Cour administrative d'appel de Paris — Décision N° CAA75-23PA03873

vendredi 24 novembre 2023

JuridictionCour administrative d'appel de Paris
SectionCour administrative d'appel de Paris
N° DossierCAA75-23PA03873
TypeOrdonnance
Recoursexcès de pouvoir

Texte intégral

Vu la procédure suivante :

Procédure contentieuse antérieure :

M. A B a demandé au tribunal administratif de Paris d'annuler l'arrêté du 3 février 2023 par lequel le préfet de police a refusé de renouveler son titre de séjour, lui a fait obligation de quitter le territoire français dans un délai de trente jours et a fixé le pays de destination de cette mesure d'éloignement.

Par un jugement n° 2309387 du 2 août 2023, le tribunal administratif de Paris a rejeté sa demande.

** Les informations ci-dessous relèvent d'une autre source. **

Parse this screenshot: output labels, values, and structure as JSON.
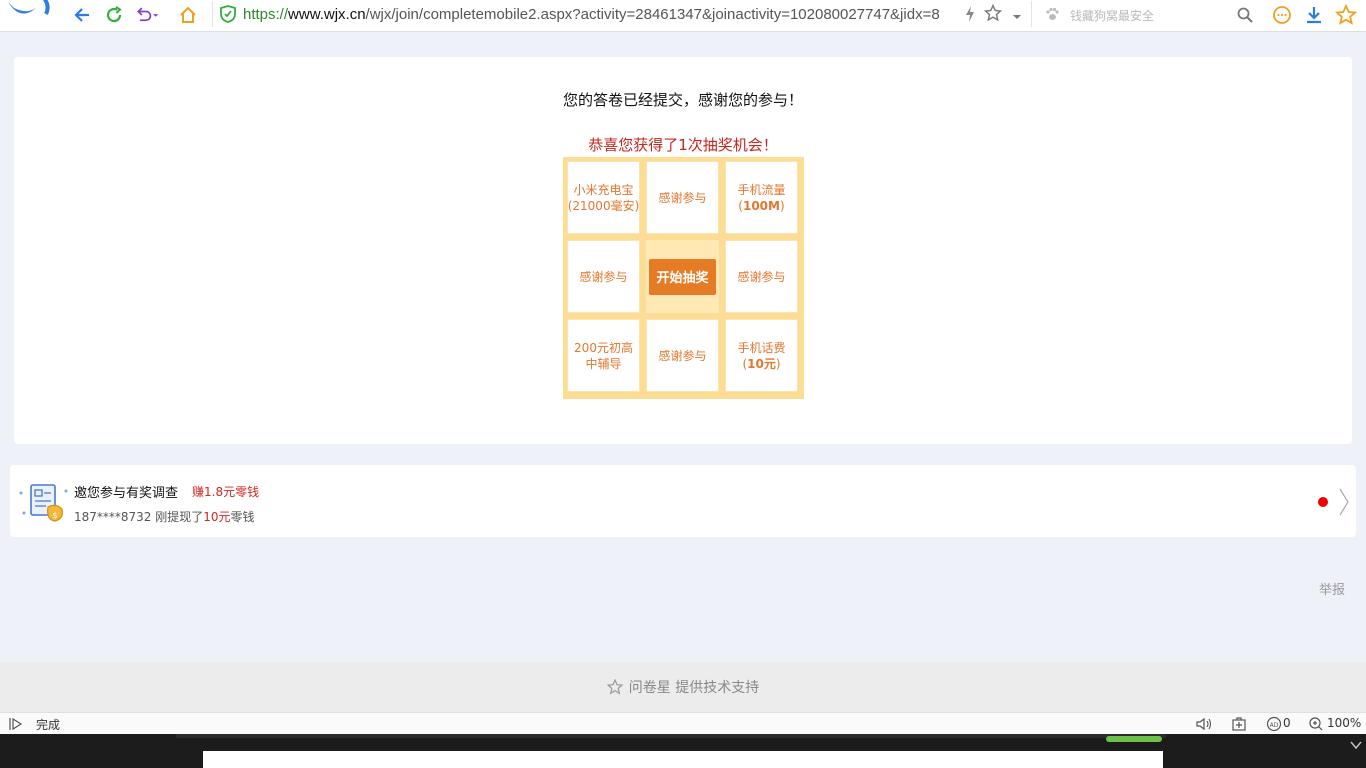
{
  "browser": {
    "url_prefix": "https://",
    "url_host": "www.wjx.cn",
    "url_rest": "/wjx/join/completemobile2.aspx?activity=28461347&joinactivity=102080027747&jidx=8",
    "search_placeholder": "钱藏狗窝最安全"
  },
  "result": {
    "done_message": "您的答卷已经提交，感谢您的参与！",
    "prize_message": "恭喜您获得了1次抽奖机会！"
  },
  "lottery": {
    "cells": [
      {
        "line1": "小米充电宝",
        "line2": "(21000毫安)",
        "bold": ""
      },
      {
        "line1": "感谢参与",
        "line2": "",
        "bold": ""
      },
      {
        "line1": "手机流量",
        "line2": "(",
        "bold": "100M",
        "after": ")"
      },
      {
        "line1": "感谢参与",
        "line2": "",
        "bold": ""
      },
      {
        "line1": "感谢参与",
        "line2": "",
        "bold": ""
      },
      {
        "line1": "200元初高",
        "line2": "中辅导",
        "bold": ""
      },
      {
        "line1": "感谢参与",
        "line2": "",
        "bold": ""
      },
      {
        "line1": "手机话费",
        "line2": "(",
        "bold": "10元",
        "after": ")"
      }
    ],
    "start_label": "开始抽奖"
  },
  "invite": {
    "title": "邀您参与有奖调查",
    "earn": "赚1.8元零钱",
    "sub_prefix": "187****8732 刚提现了",
    "sub_amount": "10元",
    "sub_suffix": "零钱"
  },
  "report_label": "举报",
  "footer_text": "问卷星 提供技术支持",
  "status": {
    "text": "完成",
    "ad_count": "0",
    "zoom": "100%"
  },
  "colors": {
    "accent_orange": "#e57b25",
    "prize_red": "#c8251e",
    "grid_border": "#fddc94"
  }
}
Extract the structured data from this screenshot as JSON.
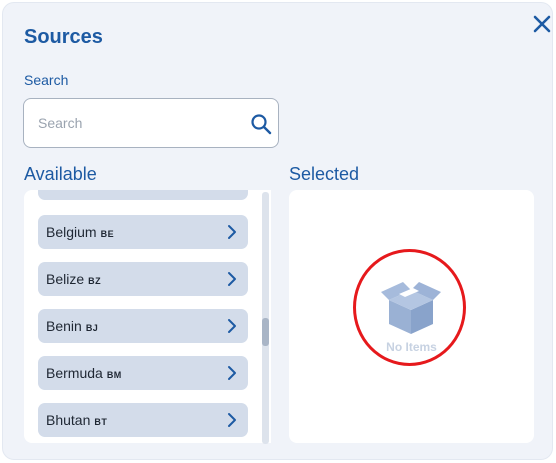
{
  "dialog": {
    "title": "Sources",
    "close_icon": "close-icon"
  },
  "search": {
    "label": "Search",
    "placeholder": "Search",
    "value": "",
    "icon": "search-icon"
  },
  "available": {
    "title": "Available",
    "items": [
      {
        "name": "Belgium",
        "code": "BE"
      },
      {
        "name": "Belize",
        "code": "BZ"
      },
      {
        "name": "Benin",
        "code": "BJ"
      },
      {
        "name": "Bermuda",
        "code": "BM"
      },
      {
        "name": "Bhutan",
        "code": "BT"
      }
    ]
  },
  "selected": {
    "title": "Selected",
    "empty_text": "No Items",
    "empty_icon": "box-icon"
  },
  "colors": {
    "accent": "#1d5aa3",
    "item_bg": "#d3dcea",
    "highlight": "#e6191c"
  }
}
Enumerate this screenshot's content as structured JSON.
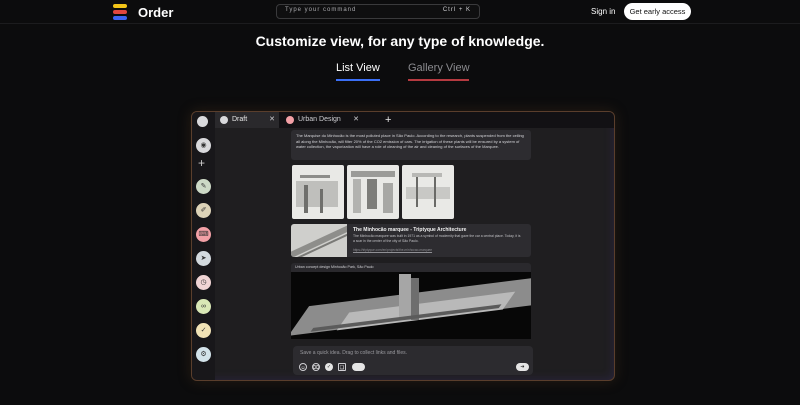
{
  "nav": {
    "brand": "Order",
    "command_placeholder": "Type your command",
    "command_shortcut": "Ctrl + K",
    "signin": "Sign in",
    "cta": "Get early access"
  },
  "hero": {
    "headline": "Customize view, for any type of knowledge.",
    "tabs": [
      {
        "label": "List View",
        "active": true,
        "underline_color": "#3b6ff5"
      },
      {
        "label": "Gallery View",
        "active": false,
        "underline_color": "#e0464d"
      }
    ]
  },
  "app": {
    "tabs": [
      {
        "label": "Draft",
        "icon": "circle-dot-icon"
      },
      {
        "label": "Urban Design",
        "icon": "tag-icon"
      }
    ],
    "new_tab_icon": "plus-icon",
    "sidebar_icons": [
      "eye-icon",
      "plus-icon",
      "pencil-icon",
      "brush-icon",
      "keyboard-icon",
      "rocket-icon",
      "alarm-icon",
      "link-icon",
      "check-icon",
      "gear-icon"
    ],
    "note": "The Marquise du Minhocão is the most polluted place in São Paulo. According to the research, plants suspended from the ceiling all along the Minhocão, will filter 20% of the CO2 emission of cars. The irrigation of these plants will be ensured by a system of water collection, the vaporization will have a role of cleaning of the air and cleaning of the surfaces of the Marquee.",
    "link": {
      "title": "The Minhocão marquee - Triptyque Architecture",
      "description": "The Minhocão marquee was built in 1971 as a symbol of modernity that gave the car a central place. Today, it is a scar in the center of the city of São Paulo.",
      "url": "https://triptyque.com/en/projects/the-minhocao-marquee"
    },
    "render_caption": "Urban concept design Minhocão Park, São Paulo",
    "composer_placeholder": "Save a quick idea. Drag to collect links and files.",
    "composer_tools": [
      "emoji-icon",
      "attach-icon",
      "check-icon",
      "crop-icon",
      "pill-icon"
    ],
    "send_icon": "send-arrow-icon"
  },
  "colors": {
    "accent_blue": "#3b6ff5",
    "accent_red": "#e0464d",
    "logo": [
      "#f2c417",
      "#e2463d",
      "#3e63f0"
    ]
  }
}
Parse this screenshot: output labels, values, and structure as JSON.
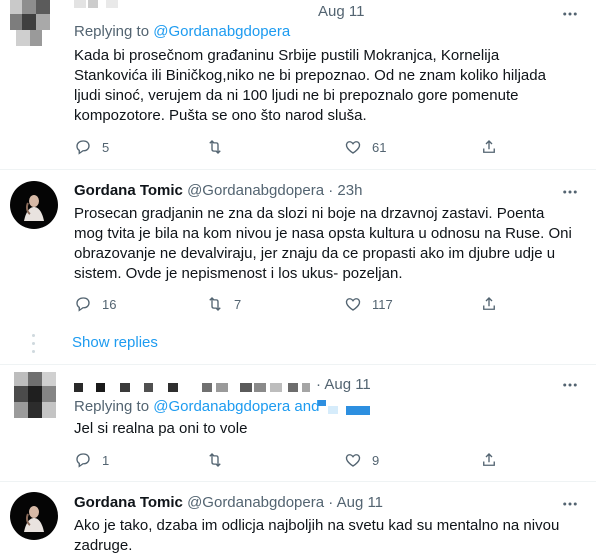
{
  "tweet1": {
    "date": "Aug 11",
    "replying_prefix": "Replying to",
    "replying_handle": "@Gordanabgdopera",
    "text": "Kada bi prosečnom građaninu Srbije pustili Mokranjca, Kornelija Stankovića ili Biničkog,niko ne bi prepoznao. Od ne znam koliko hiljada ljudi sinoć, verujem da ni 100 ljudi ne bi prepoznalo gore pomenute kompozotore. Pušta se ono što narod sluša.",
    "replies": "5",
    "retweets": "",
    "likes": "61"
  },
  "tweet2": {
    "author_name": "Gordana Tomic",
    "handle": "@Gordanabgdopera",
    "separator": "·",
    "time": "23h",
    "text": "Prosecan gradjanin ne zna da slozi ni boje na drzavnoj zastavi. Poenta mog tvita je bila na kom nivou je nasa opsta kultura u odnosu na Ruse. Oni obrazovanje ne devalviraju, jer znaju da ce propasti ako im djubre udje u sistem. Ovde je nepismenost i los ukus- pozeljan.",
    "replies": "16",
    "retweets": "7",
    "likes": "117"
  },
  "show_replies": "Show replies",
  "tweet3": {
    "separator": "·",
    "date": "Aug 11",
    "replying_prefix": "Replying to",
    "replying_handle": "@Gordanabgdopera",
    "replying_and": "and",
    "text": "Jel si realna pa oni to vole",
    "replies": "1",
    "retweets": "",
    "likes": "9"
  },
  "tweet4": {
    "author_name": "Gordana Tomic",
    "handle": "@Gordanabgdopera",
    "separator": "·",
    "date": "Aug 11",
    "text": "Ako je tako, dzaba im odlicja najboljih na svetu kad su mentalno na nivou zadruge."
  },
  "colors": {
    "accent": "#1d9bf0",
    "muted": "#536471",
    "text": "#0f1419",
    "divider": "#eff3f4"
  },
  "icons": [
    "reply-icon",
    "retweet-icon",
    "like-icon",
    "share-icon",
    "more-icon"
  ]
}
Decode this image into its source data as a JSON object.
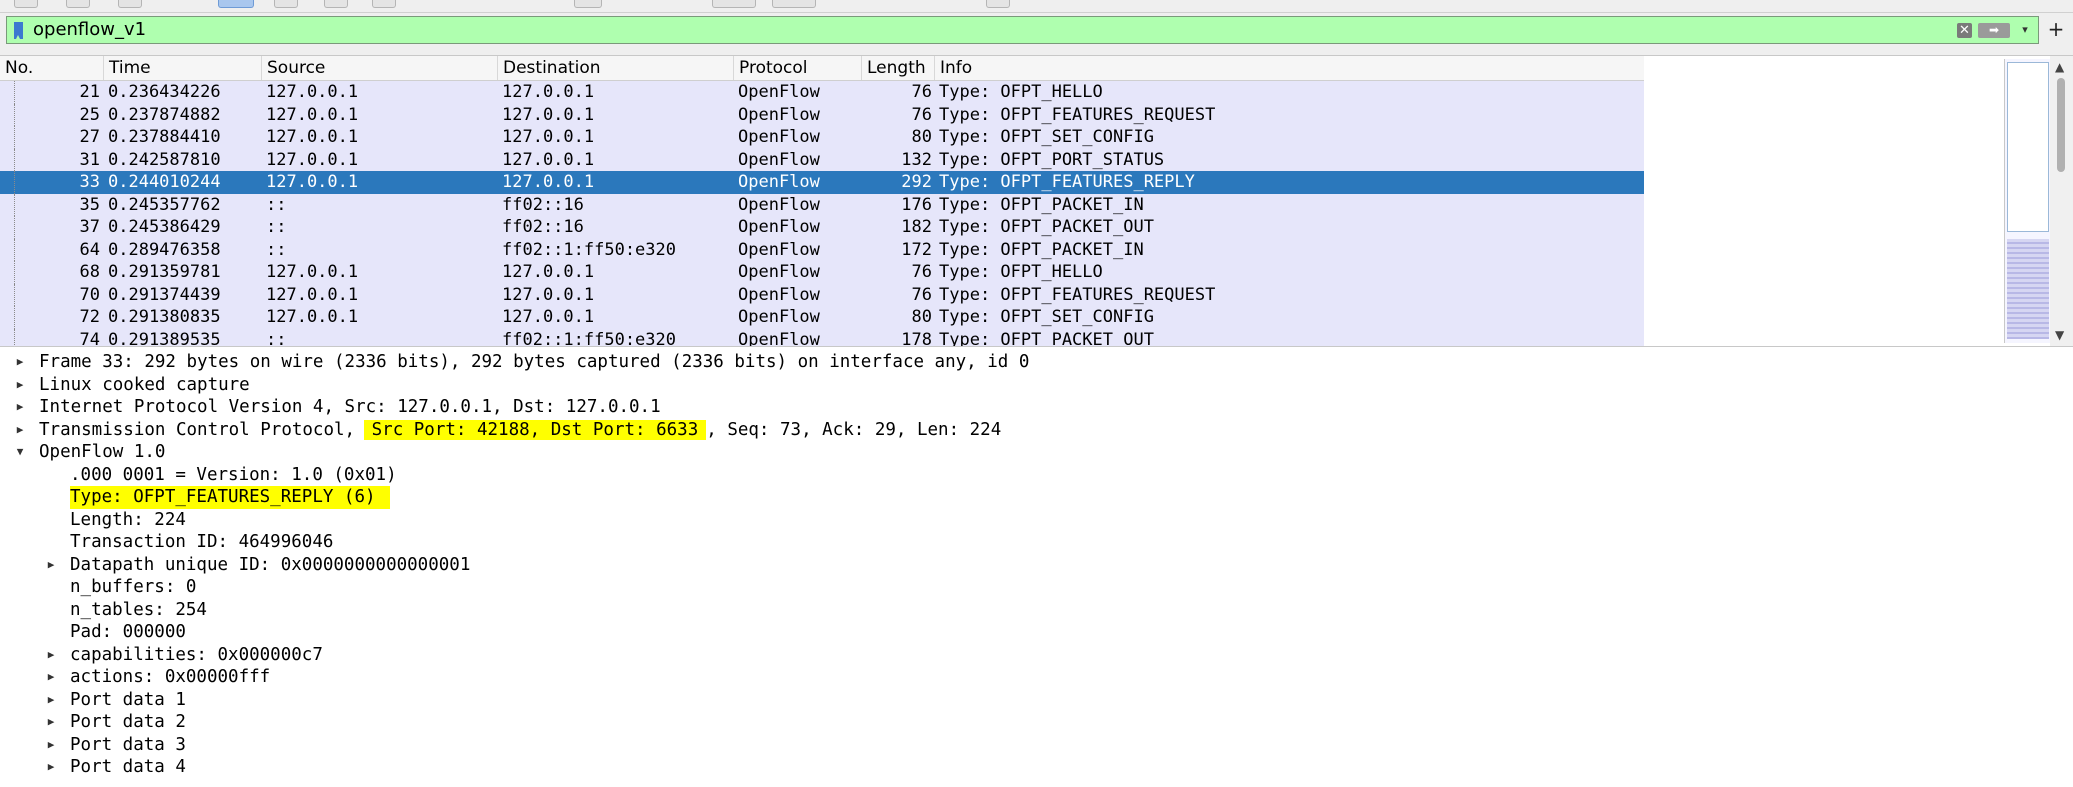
{
  "filter": {
    "value": "openflow_v1"
  },
  "packet_list": {
    "columns": [
      "No.",
      "Time",
      "Source",
      "Destination",
      "Protocol",
      "Length",
      "Info"
    ],
    "rows": [
      {
        "no": "21",
        "time": "0.236434226",
        "src": "127.0.0.1",
        "dst": "127.0.0.1",
        "proto": "OpenFlow",
        "len": "76",
        "info": "Type: OFPT_HELLO"
      },
      {
        "no": "25",
        "time": "0.237874882",
        "src": "127.0.0.1",
        "dst": "127.0.0.1",
        "proto": "OpenFlow",
        "len": "76",
        "info": "Type: OFPT_FEATURES_REQUEST"
      },
      {
        "no": "27",
        "time": "0.237884410",
        "src": "127.0.0.1",
        "dst": "127.0.0.1",
        "proto": "OpenFlow",
        "len": "80",
        "info": "Type: OFPT_SET_CONFIG"
      },
      {
        "no": "31",
        "time": "0.242587810",
        "src": "127.0.0.1",
        "dst": "127.0.0.1",
        "proto": "OpenFlow",
        "len": "132",
        "info": "Type: OFPT_PORT_STATUS"
      },
      {
        "no": "33",
        "time": "0.244010244",
        "src": "127.0.0.1",
        "dst": "127.0.0.1",
        "proto": "OpenFlow",
        "len": "292",
        "info": "Type: OFPT_FEATURES_REPLY",
        "selected": true
      },
      {
        "no": "35",
        "time": "0.245357762",
        "src": "::",
        "dst": "ff02::16",
        "proto": "OpenFlow",
        "len": "176",
        "info": "Type: OFPT_PACKET_IN"
      },
      {
        "no": "37",
        "time": "0.245386429",
        "src": "::",
        "dst": "ff02::16",
        "proto": "OpenFlow",
        "len": "182",
        "info": "Type: OFPT_PACKET_OUT"
      },
      {
        "no": "64",
        "time": "0.289476358",
        "src": "::",
        "dst": "ff02::1:ff50:e320",
        "proto": "OpenFlow",
        "len": "172",
        "info": "Type: OFPT_PACKET_IN"
      },
      {
        "no": "68",
        "time": "0.291359781",
        "src": "127.0.0.1",
        "dst": "127.0.0.1",
        "proto": "OpenFlow",
        "len": "76",
        "info": "Type: OFPT_HELLO"
      },
      {
        "no": "70",
        "time": "0.291374439",
        "src": "127.0.0.1",
        "dst": "127.0.0.1",
        "proto": "OpenFlow",
        "len": "76",
        "info": "Type: OFPT_FEATURES_REQUEST"
      },
      {
        "no": "72",
        "time": "0.291380835",
        "src": "127.0.0.1",
        "dst": "127.0.0.1",
        "proto": "OpenFlow",
        "len": "80",
        "info": "Type: OFPT_SET_CONFIG"
      },
      {
        "no": "74",
        "time": "0.291389535",
        "src": "::",
        "dst": "ff02::1:ff50:e320",
        "proto": "OpenFlow",
        "len": "178",
        "info": "Type: OFPT_PACKET_OUT"
      }
    ]
  },
  "details": {
    "frame": "Frame 33: 292 bytes on wire (2336 bits), 292 bytes captured (2336 bits) on interface any, id 0",
    "linux": "Linux cooked capture",
    "ipv4": "Internet Protocol Version 4, Src: 127.0.0.1, Dst: 127.0.0.1",
    "tcp_prefix": "Transmission Control Protocol, ",
    "tcp_ports": "Src Port: 42188, Dst Port: 6633",
    "tcp_suffix": ", Seq: 73, Ack: 29, Len: 224",
    "openflow": "OpenFlow 1.0",
    "version": ".000 0001 = Version: 1.0 (0x01)",
    "type": "Type: OFPT_FEATURES_REPLY (6)",
    "length": "Length: 224",
    "xid": "Transaction ID: 464996046",
    "datapath": "Datapath unique ID: 0x0000000000000001",
    "n_buffers": "n_buffers: 0",
    "n_tables": "n_tables: 254",
    "pad": "Pad: 000000",
    "capabilities": "capabilities: 0x000000c7",
    "actions": "actions: 0x00000fff",
    "port1": "Port data 1",
    "port2": "Port data 2",
    "port3": "Port data 3",
    "port4": "Port data 4"
  },
  "colors": {
    "filter_valid_bg": "#afffaf",
    "row_bg": "#e6e6fa",
    "selected_row_bg": "#2b78bc",
    "highlight": "#ffff00"
  },
  "icons": {
    "bookmark": "bookmark-icon",
    "clear": "clear-icon",
    "apply": "apply-arrow-icon",
    "dropdown": "chevron-down-icon",
    "add": "plus-icon",
    "collapsed": "triangle-right-icon",
    "expanded": "triangle-down-icon"
  }
}
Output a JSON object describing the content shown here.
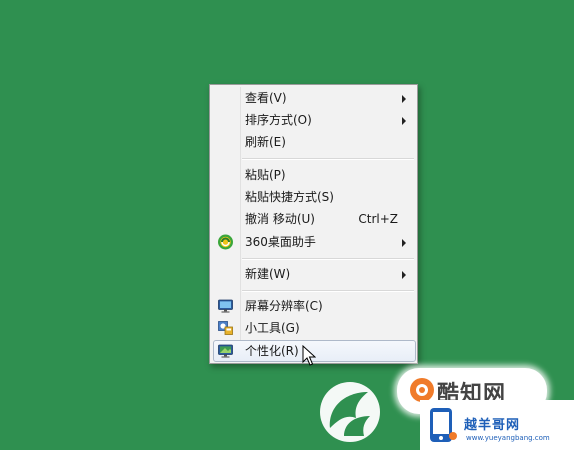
{
  "context_menu": {
    "items": [
      {
        "label": "查看(V)",
        "submenu": true
      },
      {
        "label": "排序方式(O)",
        "submenu": true
      },
      {
        "label": "刷新(E)"
      },
      {
        "label": "粘贴(P)"
      },
      {
        "label": "粘贴快捷方式(S)"
      },
      {
        "label": "撤消 移动(U)",
        "shortcut": "Ctrl+Z"
      },
      {
        "label": "360桌面助手",
        "submenu": true,
        "icon": "360-assistant-icon"
      },
      {
        "label": "新建(W)",
        "submenu": true
      },
      {
        "label": "屏幕分辨率(C)",
        "icon": "monitor-icon"
      },
      {
        "label": "小工具(G)",
        "icon": "gadgets-icon"
      },
      {
        "label": "个性化(R)",
        "icon": "personalize-icon",
        "highlighted": true
      }
    ]
  },
  "watermark": {
    "brand_text": "酷知网",
    "site_name": "越羊哥网",
    "site_url": "www.yueyangbang.com"
  },
  "colors": {
    "desktop_background": "#2f9050",
    "menu_background": "#f2f2f2",
    "highlight_border": "#aeb9c9",
    "brand_blue": "#1e5fb8"
  }
}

Procédure devant la Cour :

Par une requête et un mémoire complémentaire, enregistrés les 29 août et 13 septembre 2023, M. B, représenté par Me Legrand, demande à la Cour :

1°) d'annuler le jugement n° 2309387 du 2 août 2023 rendu par le tribunal administratif de Paris ;

2°) d'annuler l'arrêté du 3 février 2023 par lequel le préfet de police a refusé de renouveler son titre de séjour, lui a fait obligation de quitter le territoire français dans un délai de trente jours et a fixé le pays de destination de cette mesure d'éloignement ;

3°) à titre principal, d'enjoindre au préfet de police de lui délivrer un titre de séjour dans le délai d'un mois à compter de la notification de l'arrêt à intervenir ; à titre subsidiaire, d'enjoindre au préfet de police de réexaminer sa situation dans le délai de quinze jours sous astreinte de 100 euros par jours de retard et de lui délivrer le temps de ce réexamen une autorisation provisoire de séjour.

Il soutient que :

- la décision portant refus de renouvellement du titre de séjour méconnaît les dispositions de l'article L. 425-9 du code de l'entrée et du séjour des étrangers et du droit d'asile ;

- elle méconnaît les stipulations de l'article 3-1 de la convention de New-York relative aux droits de l'enfant ;

- les décisions portant obligation de quitter le territoire français et fixant le pays de destination sont illégales en raison de l'illégalité dont est entachée la décision portant refus de renouvellement du titre de séjour ; elles comportent des conséquences d'une exceptionnelle gravité pour sa situation personnelle.

M. B a été admis au bénéfice de l'aide juridictionnelle totale par une décision du 23 octobre 2023.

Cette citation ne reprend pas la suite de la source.